The Observer has been covering the fight for LGBT rights in this state a long time, sons and daughters. Before it was a thing. All the way back to the days when a sizable percentage of people were perfectly willing to use the word "fag" when speaking to a guy they knew for a fact was writing stuff down for the newspaper. That's a long time ago, and thank God.
As a reporter, The Observer has marched with LGBT folks, simultaneously trying to talk, walk, write, hold a recorder and avoid stepping in a pothole. I stood with them as the Evangelical masses streamed past into Huckabee's Verizon Arena marriagepalooza some years back, the gay and lesbian kids there handing out little white stones inked with that famous Bible verse about what Ye Who Is Without Sin could do with them. Thankfully, none of the faithful felt sufficiently Christlike enough to lob them back. I stood in the cold wind up in Pleasant Plains as a line of people protested a school board member who took to Facebook to say that he hoped all fags would kill themselves, and that he would disown his children if they turned out to be gay. I've sat in American kitchens and living rooms, pictures of American families smiling down from the walls, and heard American children talk about being tormented until a gun or razor or handful of pills seemed preferable to living one more day. I've sat through hearings where the fundamental equality of adult people in that very room was debated. I've talked to Arkansans who have been beaten and abused, ridiculed and menaced, turned away from jobs, stores, restaurants, courthouses, schoolhouses and churchhouses, solely because they are LGBT. Last year, I talked to a woman who buried the ashes of dozens of men in her family cemetery down in Hot Springs after their families had refused even their bodies, solely because they had committed the sin of being gay and dying of AIDS. When I finished that story, I sat in my office alone, deep in the night, and wept like I haven't since I was a child. For the dead. For her bravery. For the sheer ugliness and loveliness of these wretched creatures we are, so full of goodness and hate, all our loss and redemption tied up in the great Gordian knot of these flawed human hearts.
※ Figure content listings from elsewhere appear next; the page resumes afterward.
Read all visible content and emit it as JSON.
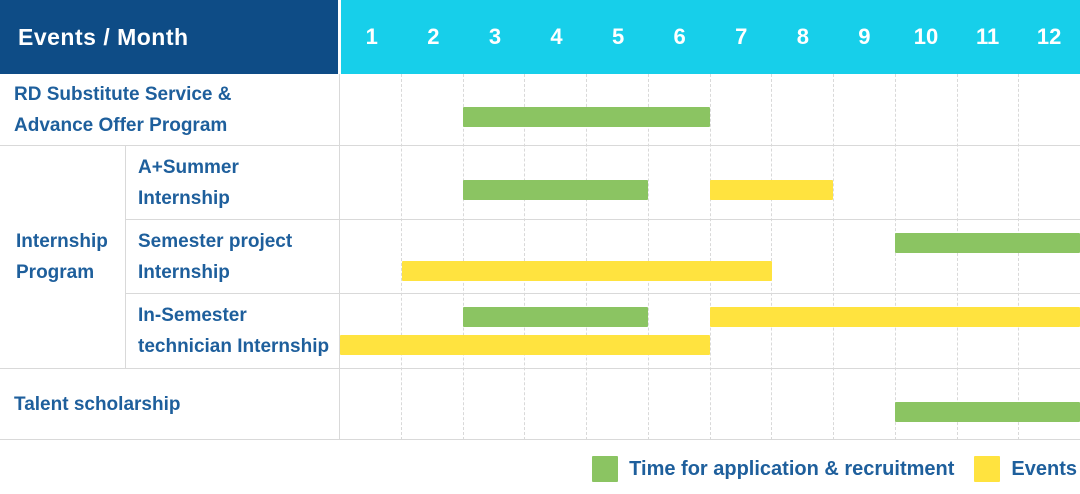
{
  "header": {
    "title": "Events / Month"
  },
  "group": {
    "label": "Internship Program",
    "label_lines": [
      "Internship",
      "Program"
    ]
  },
  "colors": {
    "header_bg": "#0E4C86",
    "months_bg": "#17CFEA",
    "text_blue": "#1E5F9C",
    "green": "#8BC462",
    "yellow": "#FFE33F",
    "grid": "#D9D9D9"
  },
  "legend": [
    {
      "key": "application",
      "label": "Time for application & recruitment"
    },
    {
      "key": "event",
      "label": "Events"
    }
  ],
  "chart_data": {
    "type": "bar",
    "subtype": "gantt",
    "title": "Events / Month",
    "months": [
      "1",
      "2",
      "3",
      "4",
      "5",
      "6",
      "7",
      "8",
      "9",
      "10",
      "11",
      "12"
    ],
    "x_range": [
      1,
      12
    ],
    "grid": true,
    "legend_position": "bottom-right",
    "series_types": {
      "application": {
        "label": "Time for application & recruitment",
        "color": "#8BC462"
      },
      "event": {
        "label": "Events",
        "color": "#FFE33F"
      }
    },
    "rows": [
      {
        "label": "RD Substitute Service & Advance Offer Program",
        "label_lines": [
          "RD Substitute Service &",
          "Advance Offer Program"
        ],
        "group": null,
        "bars": [
          {
            "type": "application",
            "start": 3,
            "end": 6,
            "lane": "single"
          }
        ]
      },
      {
        "label": "A+Summer Internship",
        "label_lines": [
          "A+Summer",
          "Internship"
        ],
        "group": "Internship Program",
        "bars": [
          {
            "type": "application",
            "start": 3,
            "end": 5,
            "lane": "single"
          },
          {
            "type": "event",
            "start": 7,
            "end": 8,
            "lane": "single"
          }
        ]
      },
      {
        "label": "Semester project Internship",
        "label_lines": [
          "Semester project",
          "Internship"
        ],
        "group": "Internship Program",
        "bars": [
          {
            "type": "application",
            "start": 10,
            "end": 12,
            "lane": "upper"
          },
          {
            "type": "event",
            "start": 2,
            "end": 7,
            "lane": "lower"
          }
        ]
      },
      {
        "label": "In-Semester technician Internship",
        "label_lines": [
          "In-Semester",
          "technician Internship"
        ],
        "group": "Internship Program",
        "bars": [
          {
            "type": "application",
            "start": 3,
            "end": 5,
            "lane": "upper"
          },
          {
            "type": "event",
            "start": 7,
            "end": 12,
            "lane": "upper"
          },
          {
            "type": "event",
            "start": 1,
            "end": 6,
            "lane": "lower"
          }
        ]
      },
      {
        "label": "Talent scholarship",
        "label_lines": [
          "Talent scholarship"
        ],
        "group": null,
        "bars": [
          {
            "type": "application",
            "start": 10,
            "end": 12,
            "lane": "single"
          }
        ]
      }
    ]
  }
}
So when the news came over the radio Friday that LGBT folks could finally be married all over this country, I had to wheel the Mobile Observatory to a curb downtown and sit there for a while before I could drive on.
I am not gay. I am not lesbian or transgender. But I say this now with all my heart: I would be proud to be. As I have said before in this space and elsewhere, the bravest people I know, bar none, are LGBT. I know cops and firefighters. I know doctors and nurses. I know soldiers and men with the pale scars of many fistfights. But there are LGBT people I know who beat them all in the bravery department. Many of those same folks are my personal heroes. They are the ones who say: "I believe that my right to be the person I was born to be and to love who I want to love is worth any sacrifice, up to and including my life." Is that not the very definition of bravery?
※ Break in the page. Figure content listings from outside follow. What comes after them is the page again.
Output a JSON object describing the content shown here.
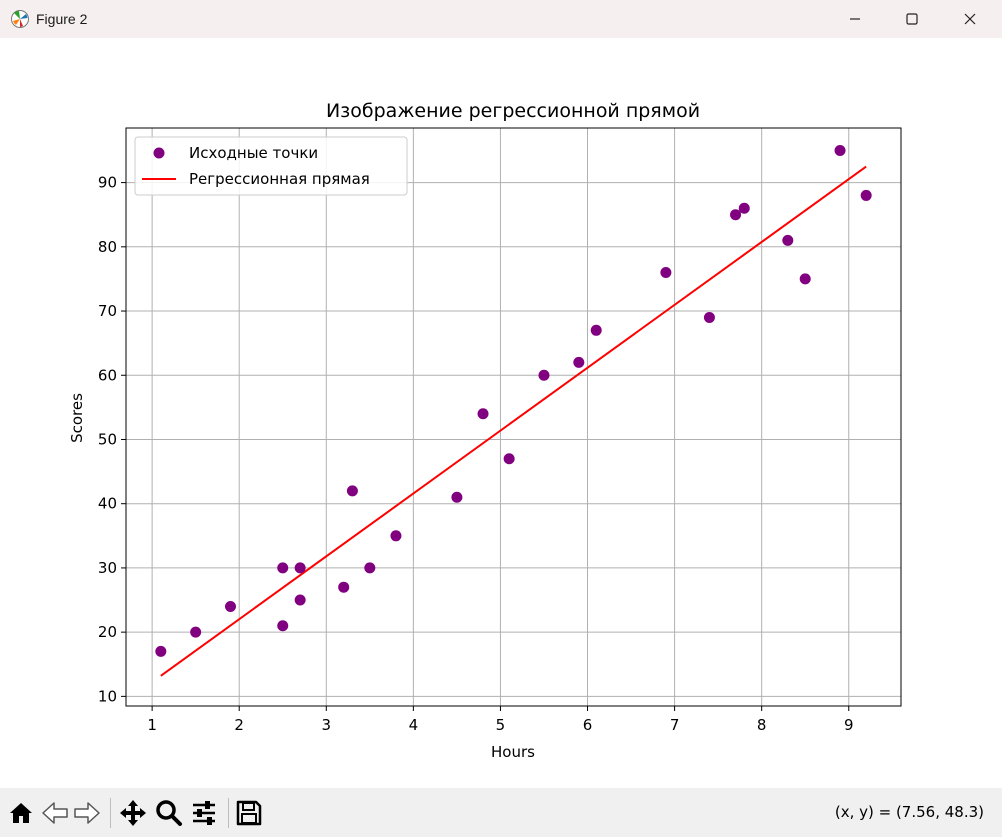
{
  "window": {
    "title": "Figure 2",
    "app_icon": "matplotlib-icon",
    "controls": [
      "minimize-icon",
      "maximize-icon",
      "close-icon"
    ]
  },
  "toolbar": {
    "buttons": [
      "home-icon",
      "back-icon",
      "forward-icon",
      "pan-icon",
      "zoom-icon",
      "configure-subplots-icon",
      "save-icon"
    ],
    "coords_text": "(x, y) = (7.56, 48.3)"
  },
  "chart_data": {
    "type": "scatter",
    "title": "Изображение регрессионной прямой",
    "xlabel": "Hours",
    "ylabel": "Scores",
    "xlim": [
      0.7,
      9.6
    ],
    "ylim": [
      8.5,
      98.5
    ],
    "xticks": [
      1,
      2,
      3,
      4,
      5,
      6,
      7,
      8,
      9
    ],
    "yticks": [
      10,
      20,
      30,
      40,
      50,
      60,
      70,
      80,
      90
    ],
    "grid": true,
    "legend_position": "top-left",
    "series": [
      {
        "name": "Исходные точки",
        "kind": "scatter",
        "color": "#800080",
        "points": [
          [
            1.1,
            17
          ],
          [
            1.5,
            20
          ],
          [
            1.9,
            24
          ],
          [
            2.5,
            21
          ],
          [
            2.5,
            30
          ],
          [
            2.7,
            25
          ],
          [
            2.7,
            30
          ],
          [
            3.2,
            27
          ],
          [
            3.3,
            42
          ],
          [
            3.5,
            30
          ],
          [
            3.8,
            35
          ],
          [
            4.5,
            41
          ],
          [
            4.8,
            54
          ],
          [
            5.1,
            47
          ],
          [
            5.5,
            60
          ],
          [
            5.9,
            62
          ],
          [
            6.1,
            67
          ],
          [
            6.9,
            76
          ],
          [
            7.4,
            69
          ],
          [
            7.7,
            85
          ],
          [
            7.8,
            86
          ],
          [
            8.3,
            81
          ],
          [
            8.5,
            75
          ],
          [
            8.9,
            95
          ],
          [
            9.2,
            88
          ]
        ]
      },
      {
        "name": "Регрессионная прямая",
        "kind": "line",
        "color": "#ff0000",
        "points": [
          [
            1.1,
            13.2
          ],
          [
            9.2,
            92.5
          ]
        ]
      }
    ]
  }
}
I have come to believe that reporter years are like dog years. Doesn't seem like jotting in a notebook would take so much out of you, but it does. As Indiana Jones said: It's the mileage.
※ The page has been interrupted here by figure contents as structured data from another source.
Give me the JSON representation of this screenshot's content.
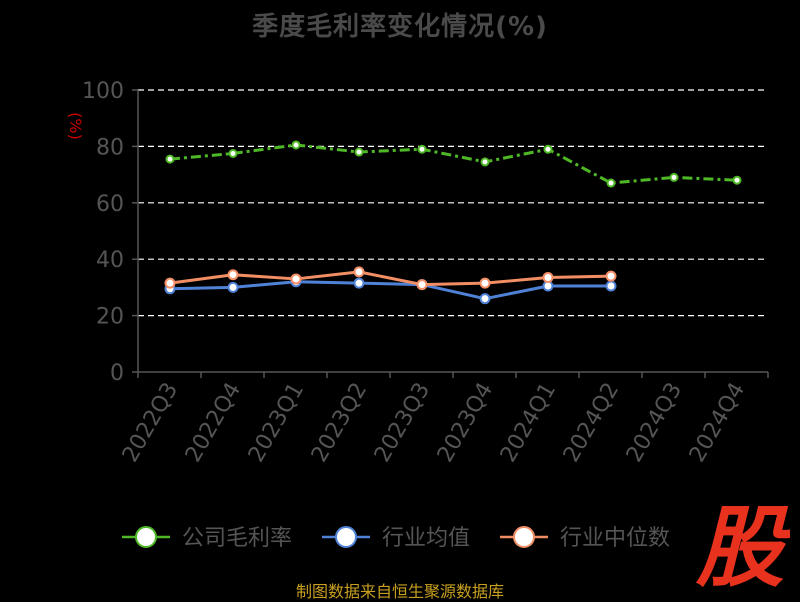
{
  "chart_data": {
    "type": "line",
    "title": "季度毛利率变化情况(%)",
    "ylabel": "(%)",
    "xlabel": "",
    "categories": [
      "2022Q3",
      "2022Q4",
      "2023Q1",
      "2023Q2",
      "2023Q3",
      "2023Q4",
      "2024Q1",
      "2024Q2",
      "2024Q3",
      "2024Q4"
    ],
    "ylim": [
      0,
      100
    ],
    "yticks": [
      0,
      20,
      40,
      60,
      80,
      100
    ],
    "grid": true,
    "legend_position": "bottom",
    "series": [
      {
        "name": "公司毛利率",
        "color": "#4fb827",
        "values": [
          75.5,
          77.5,
          80.5,
          78,
          79,
          74.5,
          79,
          67,
          69,
          68
        ]
      },
      {
        "name": "行业均值",
        "color": "#4f82d7",
        "values": [
          29.5,
          30,
          32,
          31.5,
          31,
          26,
          30.5,
          30.5,
          null,
          null
        ]
      },
      {
        "name": "行业中位数",
        "color": "#f28e64",
        "values": [
          31.5,
          34.5,
          33,
          35.5,
          31,
          31.5,
          33.5,
          34,
          null,
          null
        ]
      }
    ]
  },
  "footer": {
    "source": "制图数据来自恒生聚源数据库"
  },
  "watermark": {
    "text": "股",
    "color": "#e8321e"
  }
}
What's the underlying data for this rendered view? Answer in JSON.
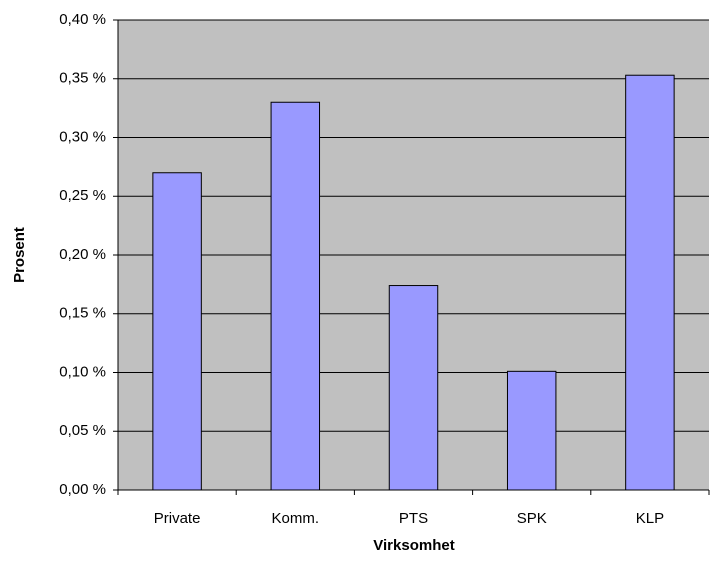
{
  "chart_data": {
    "type": "bar",
    "x_label": "Virksomhet",
    "y_label": "Prosent",
    "categories": [
      "Private",
      "Komm.",
      "PTS",
      "SPK",
      "KLP"
    ],
    "values": [
      0.27,
      0.33,
      0.174,
      0.101,
      0.353
    ],
    "color": "#9999ff",
    "background": "#c0c0c0",
    "ylim": [
      0,
      0.4
    ],
    "yticks": [
      {
        "value": 0,
        "label": "0,00 %"
      },
      {
        "value": 0.05,
        "label": "0,05 %"
      },
      {
        "value": 0.1,
        "label": "0,10 %"
      },
      {
        "value": 0.15,
        "label": "0,15 %"
      },
      {
        "value": 0.2,
        "label": "0,20 %"
      },
      {
        "value": 0.25,
        "label": "0,25 %"
      },
      {
        "value": 0.3,
        "label": "0,30 %"
      },
      {
        "value": 0.35,
        "label": "0,35 %"
      },
      {
        "value": 0.4,
        "label": "0,40 %"
      }
    ],
    "grid": true
  }
}
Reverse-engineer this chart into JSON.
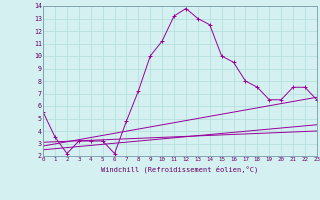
{
  "xlabel": "Windchill (Refroidissement éolien,°C)",
  "bg_color": "#d4f0f0",
  "line_color": "#990099",
  "grid_color": "#b0ddd8",
  "xlim": [
    0,
    23
  ],
  "ylim": [
    2,
    14
  ],
  "xticks": [
    0,
    1,
    2,
    3,
    4,
    5,
    6,
    7,
    8,
    9,
    10,
    11,
    12,
    13,
    14,
    15,
    16,
    17,
    18,
    19,
    20,
    21,
    22,
    23
  ],
  "yticks": [
    2,
    3,
    4,
    5,
    6,
    7,
    8,
    9,
    10,
    11,
    12,
    13,
    14
  ],
  "series": [
    {
      "x": [
        0,
        1,
        2,
        3,
        4,
        5,
        6,
        7,
        8,
        9,
        10,
        11,
        12,
        13,
        14,
        15,
        16,
        17,
        18,
        19,
        20,
        21,
        22,
        23
      ],
      "y": [
        5.5,
        3.5,
        2.2,
        3.2,
        3.2,
        3.2,
        2.2,
        4.8,
        7.2,
        10.0,
        11.2,
        13.2,
        13.8,
        13.0,
        12.5,
        10.0,
        9.5,
        8.0,
        7.5,
        6.5,
        6.5,
        7.5,
        7.5,
        6.5
      ],
      "marker": true
    },
    {
      "x": [
        0,
        23
      ],
      "y": [
        2.5,
        4.5
      ],
      "marker": false
    },
    {
      "x": [
        0,
        23
      ],
      "y": [
        2.8,
        6.7
      ],
      "marker": false
    },
    {
      "x": [
        0,
        23
      ],
      "y": [
        3.1,
        4.0
      ],
      "marker": false
    }
  ]
}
That said, the soon-to-be 41-year-old who was all of 27 when he started covering LGBT rights in this state managed to get his shoes on and make the rounds of the parties Friday night. I saw many of those I've walked with before. We recalled the old days. I shook hands, hugged some, thanked most.
A lot of us have grown up in this fight, one of them told me. And The Observer could only nod my graying head, swallow down that lump in my throat, and smile.